What holds you back from pursuing a big dream or goal? Is it a fear of failure? The unknown? The practical realities of financing and logistics?

Ten years ago this week, my husband and I invited his parents to visit us in Fargo for my husband's birthday. We took them out to dinner to share about a stirring shift in the direction of our lives: Nathan wanted to quit his corporate sales management job, move back to his hometown and help his parents run their small business, a lumberyard they had owned for 30 years.

At the time, Nathan was a successful sales manager for a pharmaceutical company. It's a job many people dream of and spend a career working toward. However, we knew the next rung on the corporate ladder involved moving to the company's headquarters on the East Coast.

One evening when Nathan and I were talking on the phone after his performance review with his boss, I blurted out, "Let's move back to Wishek."

There was silence on the other end of the phone. Finally, Nathan said, "Really? You want to do that?"

I did. I've always said the lumberyard makes Nathan's eyes sparkle. His dad is one of his best friends. Their strengths and weaknesses provide the necessary balance to run a successful business. More importantly, I wanted to root our family in a rural school, community and lifestyle.

When we expressed our desire to return to the family business with Nathan's parents, we expected them to be excited. Initially, they were hesitant, but later, after listening to our motivations, they embraced the idea. Together, we became business partners and were given the opportunity to share everyday life.

I didn't understand their initial hesitation then — but I do now.

First, there was risk — financial risk, career risk and the risk of failure. Second, they didn't want us to make this move for them. It had to be what's best for our family.
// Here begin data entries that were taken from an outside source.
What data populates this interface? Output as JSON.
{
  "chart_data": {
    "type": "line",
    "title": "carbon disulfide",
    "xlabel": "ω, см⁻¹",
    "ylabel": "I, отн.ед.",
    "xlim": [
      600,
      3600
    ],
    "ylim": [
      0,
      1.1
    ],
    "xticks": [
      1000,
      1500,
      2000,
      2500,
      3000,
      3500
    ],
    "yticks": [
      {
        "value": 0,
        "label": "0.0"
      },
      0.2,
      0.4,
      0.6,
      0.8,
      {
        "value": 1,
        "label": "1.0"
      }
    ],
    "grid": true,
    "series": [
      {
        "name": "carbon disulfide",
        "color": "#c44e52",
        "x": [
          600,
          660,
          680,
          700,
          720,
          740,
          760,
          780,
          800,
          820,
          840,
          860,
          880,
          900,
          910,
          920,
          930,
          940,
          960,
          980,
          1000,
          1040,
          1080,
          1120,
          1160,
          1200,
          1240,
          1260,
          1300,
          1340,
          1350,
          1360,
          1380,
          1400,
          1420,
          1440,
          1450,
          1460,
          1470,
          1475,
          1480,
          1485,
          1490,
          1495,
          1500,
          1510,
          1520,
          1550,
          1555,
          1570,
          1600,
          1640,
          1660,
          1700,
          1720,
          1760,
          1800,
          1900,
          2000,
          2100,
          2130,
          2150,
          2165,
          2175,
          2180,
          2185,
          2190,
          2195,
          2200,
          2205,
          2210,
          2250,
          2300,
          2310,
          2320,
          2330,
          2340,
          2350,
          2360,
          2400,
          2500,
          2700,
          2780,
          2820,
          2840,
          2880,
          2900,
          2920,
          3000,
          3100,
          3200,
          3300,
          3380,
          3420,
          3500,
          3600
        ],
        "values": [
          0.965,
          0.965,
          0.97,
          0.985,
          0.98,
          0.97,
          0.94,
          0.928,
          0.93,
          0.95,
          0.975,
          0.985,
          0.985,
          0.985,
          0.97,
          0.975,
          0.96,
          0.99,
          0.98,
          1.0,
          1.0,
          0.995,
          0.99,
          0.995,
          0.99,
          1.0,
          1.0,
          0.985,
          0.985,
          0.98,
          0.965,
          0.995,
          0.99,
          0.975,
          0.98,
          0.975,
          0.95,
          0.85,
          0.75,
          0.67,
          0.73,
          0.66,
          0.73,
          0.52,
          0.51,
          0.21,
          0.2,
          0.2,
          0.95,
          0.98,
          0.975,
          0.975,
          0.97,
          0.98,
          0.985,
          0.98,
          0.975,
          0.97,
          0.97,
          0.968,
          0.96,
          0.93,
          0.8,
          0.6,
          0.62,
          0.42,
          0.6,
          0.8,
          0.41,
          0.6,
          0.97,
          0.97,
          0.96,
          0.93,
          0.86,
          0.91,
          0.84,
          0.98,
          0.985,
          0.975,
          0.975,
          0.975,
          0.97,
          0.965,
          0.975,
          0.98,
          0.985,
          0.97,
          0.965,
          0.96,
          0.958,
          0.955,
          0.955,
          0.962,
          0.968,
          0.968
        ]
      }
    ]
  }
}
While we couldn't see all the reasons why we believed it was the right move, we felt it was the leap we needed to make for our son and future kids. Third, which went unsaid but is a valid point I see now, I don't think Nathan's parents raised their kids in a rural community and small-business career environment for their kids to return to it someday. They desired to launch their kids into higher educations, careers and goals that allowed them to experience life beyond rural North Dakota. In reality, though, Nathan's parents set the foundation for their kids to reach all those experiences and milestones, which brought Nathan (and me) back to what we love most.

Today we can look back and see we could have failed. The shift involved a lot of tenacity and prayer, and it still does. It involved living on less, working longer hours and finding ingenuity to try new things to grow our business while relying on four decades of knowledge.

When challenges arise, Nathan likes to joke, "Remember, this was your idea."

Technology played a huge role in our success despite the risks. My former employer allowed me to work from a home office, 180 miles from the headquarters, because of broadband, high-speed internet. That technology provided the foundation for my career based in rural America and allowed me to find my voice in social media, blogging as well as marketing our business.

Don't let the fear of the unknown hold you back from going after a big dream. Set goals and chase after them. Get the education you need and the experiences to expand on your education; put your business acumen to work; and build on your connections while leaning on others for support.

My in-laws serve as role models and mentors. They've welcomed us as the next generation in our family business. The shift has involved sacrifice, hard work, cooperation, a willingness to learn from one another and, most of all, the drive to succeed as a team.

We're better together as a family and a business based on the risks we took 10 years ago. The support of many helped make it happen. Thank you!